Come, let us acknowledge, says the Lord. If your sins prove to be like crimson, they will become white as snow...

(Isaiah 1:18)

…as white as snow…

Winter approaches and joins our daily lives. How can we make meaning of the cold and darkness of this season?

Consider that the snow – and what comes with it – reminds us of a kind of beginning. Much of life suspends itself under that blanket, that mantle of white, that crystal of glimmering pureness, in order to create a rebirth, a renewal of life, to “start over... again,” a reprieve...

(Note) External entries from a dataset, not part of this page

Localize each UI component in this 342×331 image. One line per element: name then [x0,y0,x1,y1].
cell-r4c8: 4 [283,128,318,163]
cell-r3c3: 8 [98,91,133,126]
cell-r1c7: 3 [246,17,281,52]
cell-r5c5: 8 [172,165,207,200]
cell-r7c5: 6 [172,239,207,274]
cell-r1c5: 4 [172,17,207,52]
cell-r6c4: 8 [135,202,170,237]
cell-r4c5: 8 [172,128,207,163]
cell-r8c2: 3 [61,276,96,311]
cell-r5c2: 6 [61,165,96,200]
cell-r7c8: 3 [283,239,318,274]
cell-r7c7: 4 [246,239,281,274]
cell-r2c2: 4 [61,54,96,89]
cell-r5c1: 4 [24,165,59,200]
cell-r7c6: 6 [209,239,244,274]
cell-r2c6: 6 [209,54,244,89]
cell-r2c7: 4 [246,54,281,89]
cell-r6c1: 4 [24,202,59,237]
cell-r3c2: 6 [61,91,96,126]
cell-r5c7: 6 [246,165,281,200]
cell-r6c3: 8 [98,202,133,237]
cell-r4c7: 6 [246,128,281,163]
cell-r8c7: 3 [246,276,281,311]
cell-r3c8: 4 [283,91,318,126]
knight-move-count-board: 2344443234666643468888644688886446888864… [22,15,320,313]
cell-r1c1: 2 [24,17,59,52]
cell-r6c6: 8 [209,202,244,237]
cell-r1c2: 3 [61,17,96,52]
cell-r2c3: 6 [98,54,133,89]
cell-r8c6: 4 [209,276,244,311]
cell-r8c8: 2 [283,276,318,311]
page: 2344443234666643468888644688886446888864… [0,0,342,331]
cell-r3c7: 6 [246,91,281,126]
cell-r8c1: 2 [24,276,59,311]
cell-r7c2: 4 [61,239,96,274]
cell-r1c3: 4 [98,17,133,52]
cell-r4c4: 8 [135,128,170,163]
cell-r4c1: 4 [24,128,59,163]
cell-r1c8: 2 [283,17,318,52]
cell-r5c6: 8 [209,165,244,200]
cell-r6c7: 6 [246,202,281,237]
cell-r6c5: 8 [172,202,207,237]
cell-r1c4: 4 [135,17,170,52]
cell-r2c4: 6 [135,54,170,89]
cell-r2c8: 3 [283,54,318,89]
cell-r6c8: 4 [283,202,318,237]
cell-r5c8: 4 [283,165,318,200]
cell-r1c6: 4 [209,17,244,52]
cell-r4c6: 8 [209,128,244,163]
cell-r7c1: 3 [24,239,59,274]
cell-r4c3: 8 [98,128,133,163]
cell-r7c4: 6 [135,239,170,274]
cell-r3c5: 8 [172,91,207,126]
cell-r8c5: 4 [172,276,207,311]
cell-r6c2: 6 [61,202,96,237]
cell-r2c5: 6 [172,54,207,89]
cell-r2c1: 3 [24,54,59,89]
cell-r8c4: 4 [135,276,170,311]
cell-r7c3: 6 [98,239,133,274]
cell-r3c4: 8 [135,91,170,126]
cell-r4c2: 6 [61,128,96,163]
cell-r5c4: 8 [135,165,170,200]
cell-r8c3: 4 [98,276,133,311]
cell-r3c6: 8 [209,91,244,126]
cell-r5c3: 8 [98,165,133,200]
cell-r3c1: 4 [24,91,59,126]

In my time at the Jewish Theological Seminary, I would occasionally visit Sylvia Heschel on Riverside Drive. She was a pianist and the wife of the great Rabbi and teacher Abraham Joshua Heschel. I greatly enjoyed those visits as we inevitably would talk of music, and she would show me some of her husband’s poetry. I did set a few of those poems to music. Below is one of that describes so beautifully and mysteriously the quiet and peaceful movement... drifting... soundless process of purification and renewal.

Shnee Oyf Felder – Snow On the Fields

Abraham Joshua Heschel

Der roym iz roy

Di beymer schtum’fn.

Es zegt dar vint

Ein falkn vald.

Vi zegacts falt

der eidleshnei.

Shtil vi heelikeh nomad’n,

Meine verters kamerad’n.

Muz’n zichtzu erd genen’n,

Fun umzebarkeit opgeven’n.

The space is raw,

the trees---stumps.

The wind saws

in the cloud-forest.

The gentle snow

Falls like sawdust.

Still, like holy wanderers,

comrades of my words.

It must get close to the earth, break its habit of not being seen.